It sounds like that may be the case. Class names are namespaced to their module. If you're literally including the same PluginInterface.swift file in both of your modules, then you're going to end up with a ModuleA.PluginInterface and ModuleB.PluginInterface class. If you built PluginInterface as its own module, and imported the same module from your plugin and host projects, then you should end up with one common class.
-Joe
···
On Oct 4, 2017, at 11:02 AM, Ján Kosa via swift-users <swift-users@swift.org> wrote:
Hello folks,
I have been toying with dynamic libraries, trying to implement plugin functionality.

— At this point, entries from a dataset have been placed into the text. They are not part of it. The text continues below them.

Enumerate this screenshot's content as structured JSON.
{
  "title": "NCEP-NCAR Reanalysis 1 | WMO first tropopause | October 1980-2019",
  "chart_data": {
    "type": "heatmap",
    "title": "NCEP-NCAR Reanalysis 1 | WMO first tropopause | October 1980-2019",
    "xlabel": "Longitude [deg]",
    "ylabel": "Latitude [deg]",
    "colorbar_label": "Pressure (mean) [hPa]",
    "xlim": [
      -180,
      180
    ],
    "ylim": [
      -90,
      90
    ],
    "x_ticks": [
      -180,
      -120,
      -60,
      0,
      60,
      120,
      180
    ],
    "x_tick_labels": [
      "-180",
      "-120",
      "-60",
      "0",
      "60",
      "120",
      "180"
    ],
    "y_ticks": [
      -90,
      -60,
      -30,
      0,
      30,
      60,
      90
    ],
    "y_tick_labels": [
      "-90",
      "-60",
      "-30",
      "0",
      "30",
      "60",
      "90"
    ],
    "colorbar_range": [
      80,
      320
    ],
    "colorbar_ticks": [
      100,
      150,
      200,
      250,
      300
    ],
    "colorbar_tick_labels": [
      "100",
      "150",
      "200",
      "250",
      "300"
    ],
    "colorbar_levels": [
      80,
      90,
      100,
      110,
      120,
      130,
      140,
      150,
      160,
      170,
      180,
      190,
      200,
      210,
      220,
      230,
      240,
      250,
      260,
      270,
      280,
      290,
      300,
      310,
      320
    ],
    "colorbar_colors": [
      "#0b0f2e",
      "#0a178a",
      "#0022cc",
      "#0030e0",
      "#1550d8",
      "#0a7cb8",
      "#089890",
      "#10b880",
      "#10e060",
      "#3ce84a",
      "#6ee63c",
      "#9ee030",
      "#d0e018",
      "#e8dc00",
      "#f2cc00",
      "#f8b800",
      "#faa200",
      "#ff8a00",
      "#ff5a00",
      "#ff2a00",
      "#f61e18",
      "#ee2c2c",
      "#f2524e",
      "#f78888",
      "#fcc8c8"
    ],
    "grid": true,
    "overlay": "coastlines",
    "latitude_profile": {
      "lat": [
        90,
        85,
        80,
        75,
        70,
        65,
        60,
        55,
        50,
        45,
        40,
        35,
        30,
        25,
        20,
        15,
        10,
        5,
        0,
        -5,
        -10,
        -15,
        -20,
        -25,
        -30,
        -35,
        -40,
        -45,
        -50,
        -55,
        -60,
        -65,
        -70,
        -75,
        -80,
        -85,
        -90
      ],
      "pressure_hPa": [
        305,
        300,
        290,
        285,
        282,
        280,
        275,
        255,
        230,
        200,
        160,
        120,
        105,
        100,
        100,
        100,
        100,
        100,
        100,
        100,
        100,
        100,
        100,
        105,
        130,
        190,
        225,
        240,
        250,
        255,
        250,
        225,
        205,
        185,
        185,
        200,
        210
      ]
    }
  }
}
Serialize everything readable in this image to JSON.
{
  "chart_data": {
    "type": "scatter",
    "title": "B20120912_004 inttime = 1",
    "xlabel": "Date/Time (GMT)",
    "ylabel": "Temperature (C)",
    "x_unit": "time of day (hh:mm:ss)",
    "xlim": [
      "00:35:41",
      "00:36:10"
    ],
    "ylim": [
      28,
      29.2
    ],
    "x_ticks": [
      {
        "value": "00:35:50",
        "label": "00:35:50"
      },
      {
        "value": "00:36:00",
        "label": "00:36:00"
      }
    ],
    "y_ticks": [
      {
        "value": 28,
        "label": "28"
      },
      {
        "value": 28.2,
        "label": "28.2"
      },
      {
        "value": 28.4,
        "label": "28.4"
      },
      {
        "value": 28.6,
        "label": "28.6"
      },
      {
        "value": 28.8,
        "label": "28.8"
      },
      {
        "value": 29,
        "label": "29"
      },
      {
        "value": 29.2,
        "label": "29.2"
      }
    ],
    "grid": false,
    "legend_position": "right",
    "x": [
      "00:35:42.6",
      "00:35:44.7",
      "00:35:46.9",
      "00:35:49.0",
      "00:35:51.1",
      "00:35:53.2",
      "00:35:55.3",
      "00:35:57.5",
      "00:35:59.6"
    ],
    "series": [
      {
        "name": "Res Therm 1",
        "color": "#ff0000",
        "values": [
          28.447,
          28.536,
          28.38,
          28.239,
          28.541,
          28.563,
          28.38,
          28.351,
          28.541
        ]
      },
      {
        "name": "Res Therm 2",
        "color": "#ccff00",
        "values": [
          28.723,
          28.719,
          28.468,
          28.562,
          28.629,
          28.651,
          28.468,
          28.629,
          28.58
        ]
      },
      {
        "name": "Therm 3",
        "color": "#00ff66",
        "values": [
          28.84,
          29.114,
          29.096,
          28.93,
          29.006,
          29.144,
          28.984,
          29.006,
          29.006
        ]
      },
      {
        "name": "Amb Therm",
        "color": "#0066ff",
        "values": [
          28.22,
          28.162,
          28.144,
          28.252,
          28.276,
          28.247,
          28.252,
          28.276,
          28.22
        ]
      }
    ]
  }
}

I was able to get to the point where I can call simple function in loaded library, but I am having troubles starting more sophisticated communication channel.
There are 3 projects
- PluginConsumer is an app that loads plugin libraries
- MyPlugin is a plugin implementation, output is dynamic library that PluginConsumer loads
- PluginInterface is common interface that both MyPlugin and PluginConsumer use, so that they know how to communicateMy first idea was to have PluginInterface be a simple SPM project with single file where the bare-bones PluginInterface class would be:
open class PluginInterface {
open func sayHi()
}
Package.swift file:
// swift-tools-version:4.0
import PackageDescription
let package = Package(
name: "PluginInterface",
products: [ .library(name: "PluginInterface", type: .dynamic, targets: ["PluginInterface"]) ],
targets: [ .target(name: "PluginInterface") ]
)
UserPlugin is also very simple project containing only one file:
public func getPlugin() -> AnyObject {
return MyPlugin()
}
class MyPlugin: PluginInterface {
override func sayHi() {
print("Hi from my plugin")
}
}
Package.swift:
// swift-tools-version:4.0
import PackageDescription
let package = Package(
name: "MyPlugin",
products: [ .library(name: "MyPlugin", type: .dynamic, targets: ["MyPlugin"]) ],
dependencies: [ .package(url: "url_to_PluginInterface", from: "0.0.0"), ],
targets: [
.target(name: "PluginInterface", dependencies: ["PluginInterface"]),
.target(name: "MyPlugin", dependencies: ["PluginInterface"]),
]
)
The PluginConsumer is bit more complicated, but here is relevant part (lib loading and function calling):
typealias InitFunction = @convention(c) () -> AnyObject
let openRes = dlopen(pathToLib, RTLD_NOW|RTLD_LOCAL)
if openRes != nil {
defer {
dlclose(openRes)
}
let symbolName = "mangled_symbol_name"
let sym = dlsym(openRes, symbolName)
if sym != nil {
let f: InitFunction = unsafeBitCast(sym, to: InitFunction.self)
let plugin = f() as? PluginInterface
}
}
Package.swift file:
// swift-tools-version:4.0
import PackageDescription
let package = Package(
name: "PluginConsumer",
dependencies: [ .package(url: "path_to_plugin_interface", from: "0.0.0") ],
targets: [ .target(name: "PluginConsumer", dependencies: ["PluginConsumer"]) ]
)
This all compiles nicely, MyPlugin project creates dylib file that executable created by PluginConsumer can load, but the problem is with following line:
let plugin = f() as? PluginInterface
Type of the plugin is MyPlugin, but from the consumer's view, it doesn't inherit from PluginInterface so I can't call sayHi() method. I assume this is because there is no relation between PluginInterface class that compiler uses for MyPlugin project one that it uses for PluginConsumer project. After library is loaded, they are two completely different classes that happen to share same name. Is my assumption correct and how do I go about fixing it?